Sampah ditimbang dan disepakati harganya. Jika tabungan sampah itu sudah cukup sesuai dengan uang yang dipinjam, maka utang dianggap lunas.
Seperti perempuan yang menelepon Mursidi itu, dia berutang pulsa listrik dan barang, untuk pembayarannya memakai sampah.
“Mau seminggu, mau sebulan tidak ada masalah. Ini juga untuk melawan bank rontok yang memberatkan pedagang,’’ kata alumnus STKIP Hamzanwadi Pancor ini.
Barang jualan yang diedarkan Mursidi ke lapak-lapak kaki lima itu juga produksi warga di desanya. Mursidi adalah ketua kelompok usaha kecil di desanya.

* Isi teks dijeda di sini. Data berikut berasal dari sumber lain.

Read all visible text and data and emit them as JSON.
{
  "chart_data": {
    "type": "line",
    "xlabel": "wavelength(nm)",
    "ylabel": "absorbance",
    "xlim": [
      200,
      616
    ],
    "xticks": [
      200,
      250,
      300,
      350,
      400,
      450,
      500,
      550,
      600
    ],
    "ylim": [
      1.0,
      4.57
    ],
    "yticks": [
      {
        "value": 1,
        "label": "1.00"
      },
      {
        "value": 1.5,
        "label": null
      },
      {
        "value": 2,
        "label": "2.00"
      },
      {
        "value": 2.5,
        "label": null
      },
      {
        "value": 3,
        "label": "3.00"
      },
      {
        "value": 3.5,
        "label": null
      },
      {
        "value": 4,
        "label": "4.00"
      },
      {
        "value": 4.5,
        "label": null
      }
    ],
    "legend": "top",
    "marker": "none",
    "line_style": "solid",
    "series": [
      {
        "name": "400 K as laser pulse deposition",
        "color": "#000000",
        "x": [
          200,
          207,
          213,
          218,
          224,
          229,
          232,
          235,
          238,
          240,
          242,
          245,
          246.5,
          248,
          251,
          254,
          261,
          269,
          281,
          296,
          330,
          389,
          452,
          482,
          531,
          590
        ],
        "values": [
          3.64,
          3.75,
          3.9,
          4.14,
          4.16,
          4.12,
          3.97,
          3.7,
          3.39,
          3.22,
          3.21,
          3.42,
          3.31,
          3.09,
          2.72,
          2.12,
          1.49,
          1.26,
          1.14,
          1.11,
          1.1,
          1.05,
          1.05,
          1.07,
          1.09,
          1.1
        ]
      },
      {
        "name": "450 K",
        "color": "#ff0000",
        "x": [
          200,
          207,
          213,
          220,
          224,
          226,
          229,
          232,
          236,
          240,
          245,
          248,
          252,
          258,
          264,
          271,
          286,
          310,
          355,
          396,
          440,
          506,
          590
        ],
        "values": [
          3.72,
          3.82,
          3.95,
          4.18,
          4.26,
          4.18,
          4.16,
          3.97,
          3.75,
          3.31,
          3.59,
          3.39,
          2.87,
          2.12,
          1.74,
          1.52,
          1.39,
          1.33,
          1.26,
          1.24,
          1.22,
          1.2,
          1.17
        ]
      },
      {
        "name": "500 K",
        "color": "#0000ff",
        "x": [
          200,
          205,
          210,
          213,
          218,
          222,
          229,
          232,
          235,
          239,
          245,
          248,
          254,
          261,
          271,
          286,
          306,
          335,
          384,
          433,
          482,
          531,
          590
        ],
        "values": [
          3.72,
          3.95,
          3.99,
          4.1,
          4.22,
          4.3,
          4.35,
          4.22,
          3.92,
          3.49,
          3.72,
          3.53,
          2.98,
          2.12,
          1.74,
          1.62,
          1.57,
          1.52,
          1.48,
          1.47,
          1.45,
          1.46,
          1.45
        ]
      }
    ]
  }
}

Anggota kelompoknya memproduksi tortila, keripik pisang, kerupuk, dan kini mulai memproduksi tempe.
Makanan itu diedarkan Mursidi ke lapak kaki lima dan kios-kios kenalannya yang mencapai 200. Mursidi hanya mengambil keuntungan secukupnya, pengganti operasional dan upahnya.
“Jika dibandingkan gaji honorer, alhamdulillah hasil keliling dan sampah ini bisa menutupi kebutuhan rumah tangga,’’ kata Mursidi yang sudah dikarunia satu anak.
Tanpa menyebut berapa keuntungan bersih, Mursidi mengatakan uang dari hasil bisnisnya lebih tinggi dibandingkan honor sebagai guru.